Cathay Pacific says it's 'very happy' with its Boeing fleet, despite recent 737 Max crash

Key Points
  • Despite recent controversy surrounding aircraft manufacturer Boeing after Sunday's crash of a new 737 Max Ethiopian Airlines plane, Cathay Pacific's CEO said Thursday it is "very happy" with its Boeing fleet.
  • Speaking to CNBC's "Squawk Box Asia", Rupert Hogg said the Hong Kong-based carrier's fleet has an almost equal number of Boeing and Airbus aircrafts — but does not fly the controversial 737 Max.
  • Hong Kong's aviation authorities also temporarily banned the popular planes with effect from Wednesday.
Cathay chief: We're trending in the 'right direction'

U.S. plane manufacturer Boeing has been mired in controversy since its 737 Max 8 operated by Ethiopian Airlines crashed minutes after takeoff on Sunday, killing all 157 people on board.

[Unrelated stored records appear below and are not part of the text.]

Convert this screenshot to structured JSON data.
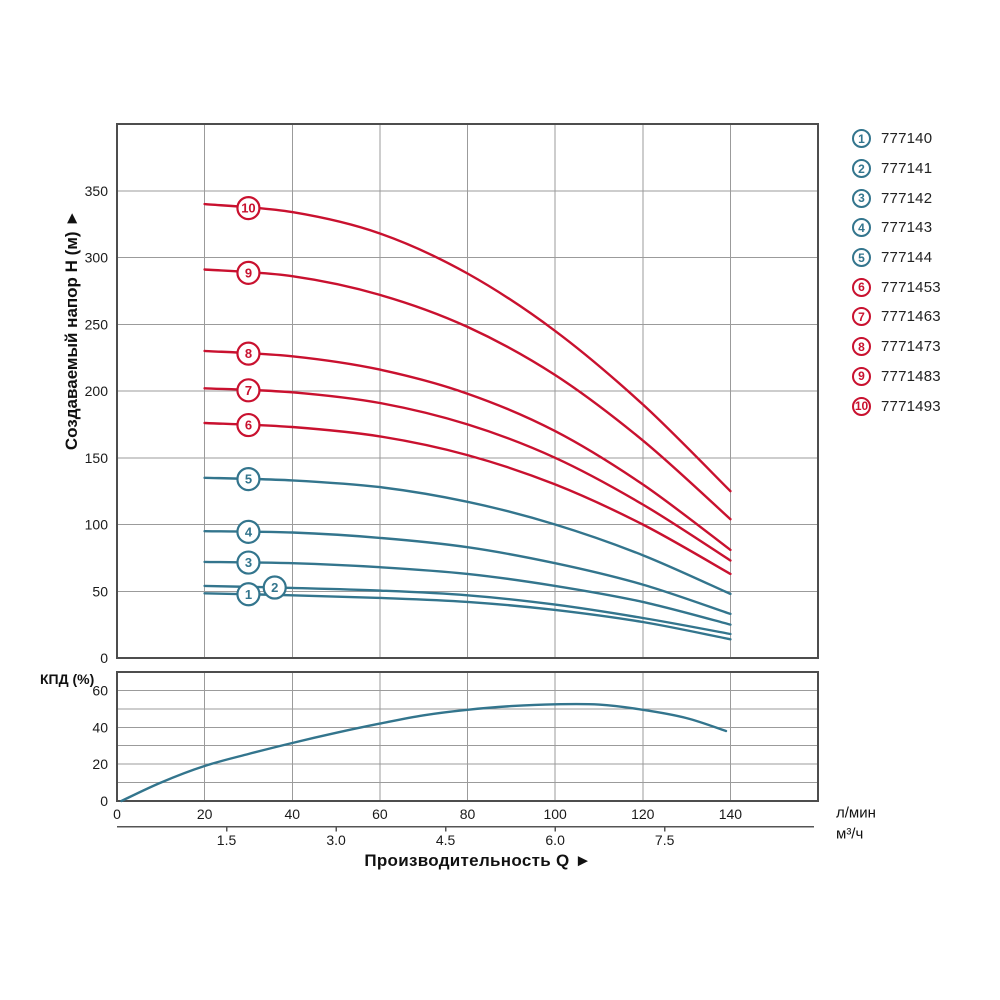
{
  "page": {
    "y_axis_title": "Создаваемый напор Н (м) ►",
    "x_axis_title": "Производительность Q ►",
    "efficiency_axis_label": "КПД (%)",
    "unit_flow_lmin": "л/мин",
    "unit_flow_m3h": "м³/ч"
  },
  "colors": {
    "teal": "#33758D",
    "red": "#C9112F",
    "grid": "#9B9B9B",
    "frame": "#4D4D4D",
    "axis": "#555555",
    "text": "#1A1A1A",
    "white": "#FFFFFF"
  },
  "legend": {
    "items": [
      {
        "num": "1",
        "model": "777140",
        "color": "teal"
      },
      {
        "num": "2",
        "model": "777141",
        "color": "teal"
      },
      {
        "num": "3",
        "model": "777142",
        "color": "teal"
      },
      {
        "num": "4",
        "model": "777143",
        "color": "teal"
      },
      {
        "num": "5",
        "model": "777144",
        "color": "teal"
      },
      {
        "num": "6",
        "model": "7771453",
        "color": "red"
      },
      {
        "num": "7",
        "model": "7771463",
        "color": "red"
      },
      {
        "num": "8",
        "model": "7771473",
        "color": "red"
      },
      {
        "num": "9",
        "model": "7771483",
        "color": "red"
      },
      {
        "num": "10",
        "model": "7771493",
        "color": "red"
      }
    ]
  },
  "chart_data": [
    {
      "id": "head-flow-curves",
      "type": "line",
      "xlabel": "Производительность Q",
      "ylabel": "Создаваемый напор Н (м)",
      "x_unit_primary": "л/мин",
      "x_unit_secondary": "м³/ч",
      "xlim": [
        0,
        160
      ],
      "ylim": [
        0,
        400
      ],
      "x_ticks": [
        0,
        20,
        40,
        60,
        80,
        100,
        120,
        140
      ],
      "y_ticks": [
        0,
        50,
        100,
        150,
        200,
        250,
        300,
        350
      ],
      "grid": true,
      "legend_position": "right",
      "series": [
        {
          "num": "1",
          "name": "777140",
          "color": "teal",
          "marker_q": 30,
          "points": [
            [
              20,
              48.5
            ],
            [
              40,
              47
            ],
            [
              60,
              45
            ],
            [
              80,
              42
            ],
            [
              100,
              36
            ],
            [
              120,
              27
            ],
            [
              140,
              14
            ]
          ]
        },
        {
          "num": "2",
          "name": "777141",
          "color": "teal",
          "marker_q": 36,
          "points": [
            [
              20,
              54
            ],
            [
              40,
              52.5
            ],
            [
              60,
              50.5
            ],
            [
              80,
              47
            ],
            [
              100,
              40
            ],
            [
              120,
              30
            ],
            [
              140,
              18
            ]
          ]
        },
        {
          "num": "3",
          "name": "777142",
          "color": "teal",
          "marker_q": 30,
          "points": [
            [
              20,
              72
            ],
            [
              40,
              71
            ],
            [
              60,
              68
            ],
            [
              80,
              63
            ],
            [
              100,
              54
            ],
            [
              120,
              42
            ],
            [
              140,
              25
            ]
          ]
        },
        {
          "num": "4",
          "name": "777143",
          "color": "teal",
          "marker_q": 30,
          "points": [
            [
              20,
              95
            ],
            [
              40,
              94
            ],
            [
              60,
              90
            ],
            [
              80,
              83
            ],
            [
              100,
              71
            ],
            [
              120,
              55
            ],
            [
              140,
              33
            ]
          ]
        },
        {
          "num": "5",
          "name": "777144",
          "color": "teal",
          "marker_q": 30,
          "points": [
            [
              20,
              135
            ],
            [
              40,
              133
            ],
            [
              60,
              128
            ],
            [
              80,
              117
            ],
            [
              100,
              100
            ],
            [
              120,
              77
            ],
            [
              140,
              48
            ]
          ]
        },
        {
          "num": "6",
          "name": "7771453",
          "color": "red",
          "marker_q": 30,
          "points": [
            [
              20,
              176
            ],
            [
              40,
              173
            ],
            [
              60,
              166
            ],
            [
              80,
              152
            ],
            [
              100,
              130
            ],
            [
              120,
              100
            ],
            [
              140,
              63
            ]
          ]
        },
        {
          "num": "7",
          "name": "7771463",
          "color": "red",
          "marker_q": 30,
          "points": [
            [
              20,
              202
            ],
            [
              40,
              199
            ],
            [
              60,
              191
            ],
            [
              80,
              175
            ],
            [
              100,
              150
            ],
            [
              120,
              115
            ],
            [
              140,
              73
            ]
          ]
        },
        {
          "num": "8",
          "name": "7771473",
          "color": "red",
          "marker_q": 30,
          "points": [
            [
              20,
              230
            ],
            [
              40,
              226
            ],
            [
              60,
              216
            ],
            [
              80,
              198
            ],
            [
              100,
              170
            ],
            [
              120,
              130
            ],
            [
              140,
              81
            ]
          ]
        },
        {
          "num": "9",
          "name": "7771483",
          "color": "red",
          "marker_q": 30,
          "points": [
            [
              20,
              291
            ],
            [
              40,
              286
            ],
            [
              60,
              272
            ],
            [
              80,
              248
            ],
            [
              100,
              212
            ],
            [
              120,
              163
            ],
            [
              140,
              104
            ]
          ]
        },
        {
          "num": "10",
          "name": "7771493",
          "color": "red",
          "marker_q": 30,
          "points": [
            [
              20,
              340
            ],
            [
              40,
              334
            ],
            [
              60,
              318
            ],
            [
              80,
              288
            ],
            [
              100,
              245
            ],
            [
              120,
              190
            ],
            [
              140,
              125
            ]
          ]
        }
      ]
    },
    {
      "id": "efficiency-curve",
      "type": "line",
      "ylabel": "КПД (%)",
      "xlim": [
        0,
        160
      ],
      "ylim": [
        0,
        70
      ],
      "x_ticks": [
        0,
        20,
        40,
        60,
        80,
        100,
        120,
        140
      ],
      "y_ticks": [
        0,
        20,
        40,
        60
      ],
      "y_grid_step": 10,
      "grid": true,
      "series": [
        {
          "name": "КПД",
          "color": "teal",
          "points": [
            [
              1,
              0
            ],
            [
              10,
              10
            ],
            [
              20,
              19
            ],
            [
              30,
              25.5
            ],
            [
              40,
              31.5
            ],
            [
              50,
              37
            ],
            [
              60,
              42
            ],
            [
              70,
              46.5
            ],
            [
              80,
              49.5
            ],
            [
              90,
              51.5
            ],
            [
              100,
              52.5
            ],
            [
              110,
              52.3
            ],
            [
              120,
              49.5
            ],
            [
              130,
              45
            ],
            [
              139,
              38
            ]
          ]
        }
      ]
    }
  ],
  "secondary_axis": {
    "unit": "м³/ч",
    "ticks": [
      {
        "label": "1.5",
        "q": 25
      },
      {
        "label": "3.0",
        "q": 50
      },
      {
        "label": "4.5",
        "q": 75
      },
      {
        "label": "6.0",
        "q": 100
      },
      {
        "label": "7.5",
        "q": 125
      }
    ]
  }
}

Despite recent safety concerns surrounding the 737 Max 8, Cathay Pacific's CEO said Thursday he was "very happy" with the Hong Kong-based carrier's Boeing fleet.

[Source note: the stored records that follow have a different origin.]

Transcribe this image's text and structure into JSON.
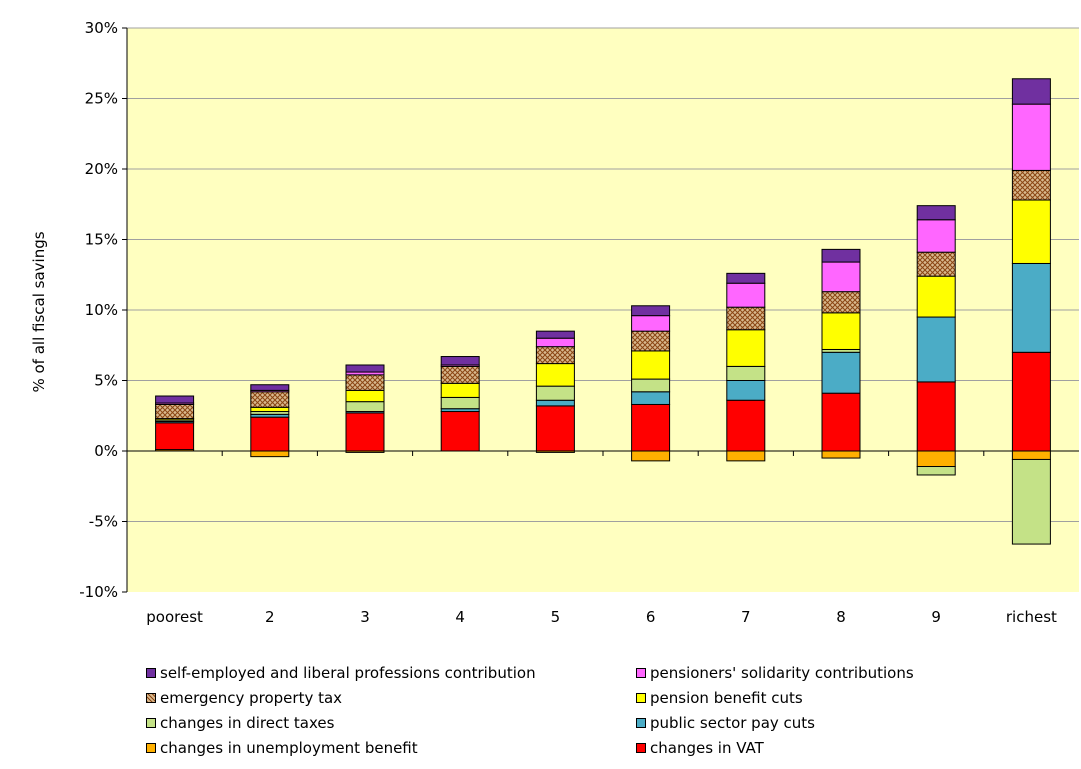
{
  "chart_data": {
    "type": "bar",
    "stacked": true,
    "ylabel": "% of all fiscal savings",
    "xlabel": "",
    "ylim": [
      -10,
      30
    ],
    "yticks": [
      "-10%",
      "-5%",
      "0%",
      "5%",
      "10%",
      "15%",
      "20%",
      "25%",
      "30%"
    ],
    "grid": true,
    "legend_position": "bottom",
    "plot_background": "#FFFFC0",
    "categories": [
      "poorest",
      "2",
      "3",
      "4",
      "5",
      "6",
      "7",
      "8",
      "9",
      "richest"
    ],
    "series": [
      {
        "name": "changes in unemployment benefit",
        "color": "#FFB000",
        "pattern": false,
        "values": [
          0.1,
          -0.4,
          -0.1,
          0.0,
          -0.1,
          -0.7,
          -0.7,
          -0.5,
          -1.1,
          -0.6
        ]
      },
      {
        "name": "changes in VAT",
        "color": "#FF0000",
        "pattern": false,
        "values": [
          1.9,
          2.4,
          2.7,
          2.8,
          3.2,
          3.3,
          3.6,
          4.1,
          4.9,
          7.0
        ]
      },
      {
        "name": "public sector pay cuts",
        "color": "#4BACC6",
        "pattern": false,
        "values": [
          0.1,
          0.2,
          0.1,
          0.2,
          0.4,
          0.9,
          1.4,
          2.9,
          4.6,
          6.3
        ]
      },
      {
        "name": "changes in direct taxes",
        "color": "#C4E287",
        "pattern": false,
        "values": [
          0.1,
          0.2,
          0.7,
          0.8,
          1.0,
          0.9,
          1.0,
          0.2,
          -0.6,
          -6.0
        ]
      },
      {
        "name": "pension benefit cuts",
        "color": "#FFFF00",
        "pattern": false,
        "values": [
          0.1,
          0.3,
          0.8,
          1.0,
          1.6,
          2.0,
          2.6,
          2.6,
          2.9,
          4.5
        ]
      },
      {
        "name": "emergency property tax",
        "color": "#D8B98E",
        "pattern": true,
        "values": [
          1.0,
          1.1,
          1.1,
          1.2,
          1.2,
          1.4,
          1.6,
          1.5,
          1.7,
          2.1
        ]
      },
      {
        "name": "pensioners' solidarity contributions",
        "color": "#FF66FF",
        "pattern": false,
        "values": [
          0.1,
          0.1,
          0.2,
          0.1,
          0.6,
          1.1,
          1.7,
          2.1,
          2.3,
          4.7
        ]
      },
      {
        "name": "self-employed and liberal professions contribution",
        "color": "#7030A0",
        "pattern": false,
        "values": [
          0.5,
          0.4,
          0.5,
          0.6,
          0.5,
          0.7,
          0.7,
          0.9,
          1.0,
          1.8
        ]
      }
    ]
  },
  "legend": {
    "items": [
      {
        "label": "self-employed and liberal professions contribution",
        "color": "#7030A0",
        "pattern": false
      },
      {
        "label": "pensioners' solidarity contributions",
        "color": "#FF66FF",
        "pattern": false
      },
      {
        "label": "emergency property tax",
        "color": "#D8B98E",
        "pattern": true
      },
      {
        "label": "pension benefit cuts",
        "color": "#FFFF00",
        "pattern": false
      },
      {
        "label": "changes in direct taxes",
        "color": "#C4E287",
        "pattern": false
      },
      {
        "label": "public sector pay cuts",
        "color": "#4BACC6",
        "pattern": false
      },
      {
        "label": "changes in unemployment benefit",
        "color": "#FFB000",
        "pattern": false
      },
      {
        "label": "changes in VAT",
        "color": "#FF0000",
        "pattern": false
      }
    ]
  }
}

Speaking to CNBC's "Squawk Box Asia," Rupert Hogg said  "about 50-50" of the airline's fleet is made up of Boeing and Airbus planes — namely, the Boeing 777, Airbus A350 and A330. The airline does not fly the Boeing 737 Max.

"It is a tragedy, but we're very happy with both sets of aircraft that we have," Hogg said, in reference to Sunday's deadly crash.

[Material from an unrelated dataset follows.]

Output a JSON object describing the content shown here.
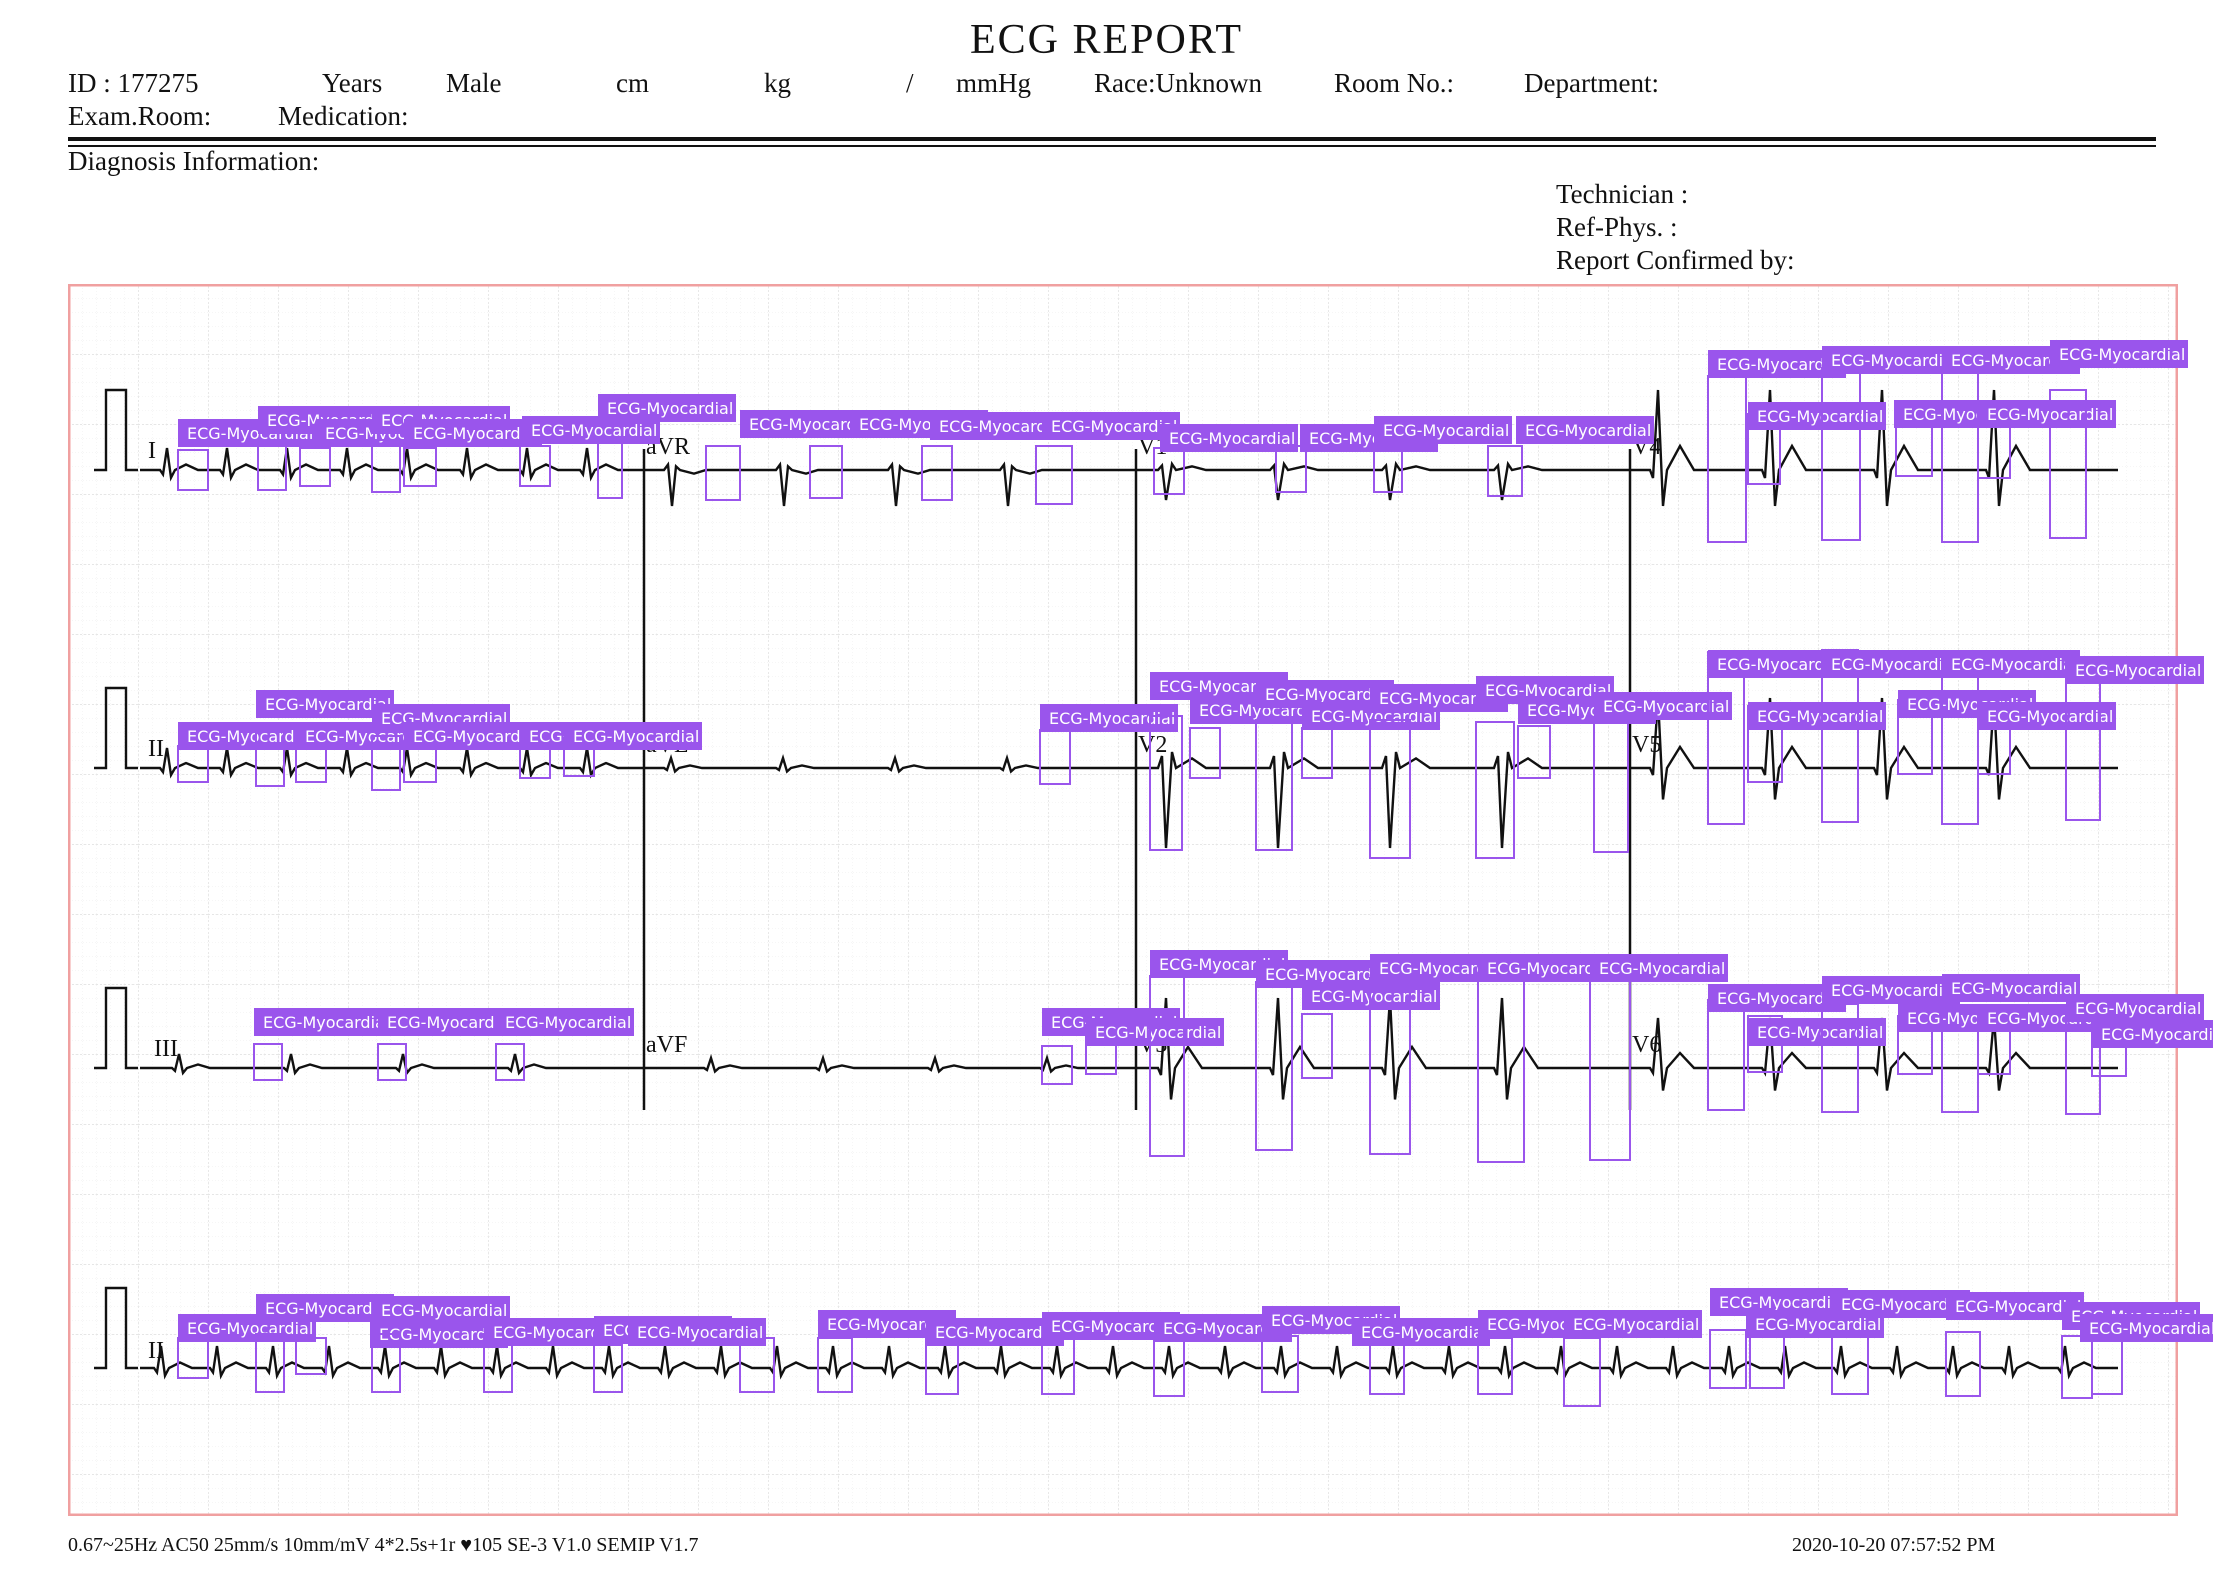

The fatal accident involving Ethiopian Airlines flight 302 — which killed all 149 passengers and eight crew members — comes less than five months after the same model plane operated by Indonesia's Lion Air crashed shortly after taking off from Jakarta, killing all 189 on board.

A Boeing 777-367(ER) passenger plane belonging to the Cathay Pacific taking off at Hong Kong International Airport on August 08, 2018.
Marcio Rodrigo Machado | S3studio | Getty Images

From Europe to Asia to the United States, aviation regulators around the world have grounded fleets of the Boeing 737 Max, as airlines scrambled to calm travelers' nerves. The U.S. Federal Aviation Administration cited links between the two fatal accidents on Wednesday. 

Hong Kong's aviation authorities also temporarily banned the popular 737 Max planes with effect from Wednesday.

Amid the rising concerns, Hogg emphasized that "safety is the number one priority in our industry."

"The induction of any new aeroplane is part of a safety management system and a safety management plan, and it's very, very vigorous, and it starts very early on," he said.

For the new Boeing 777-9X that Cathay Pacific is planning to roll out as part of its future long-haul fleet, Hogg said the airline is "already in discussion on every aspect of that aircraft joining our fleet, with Boeing and others at the moment."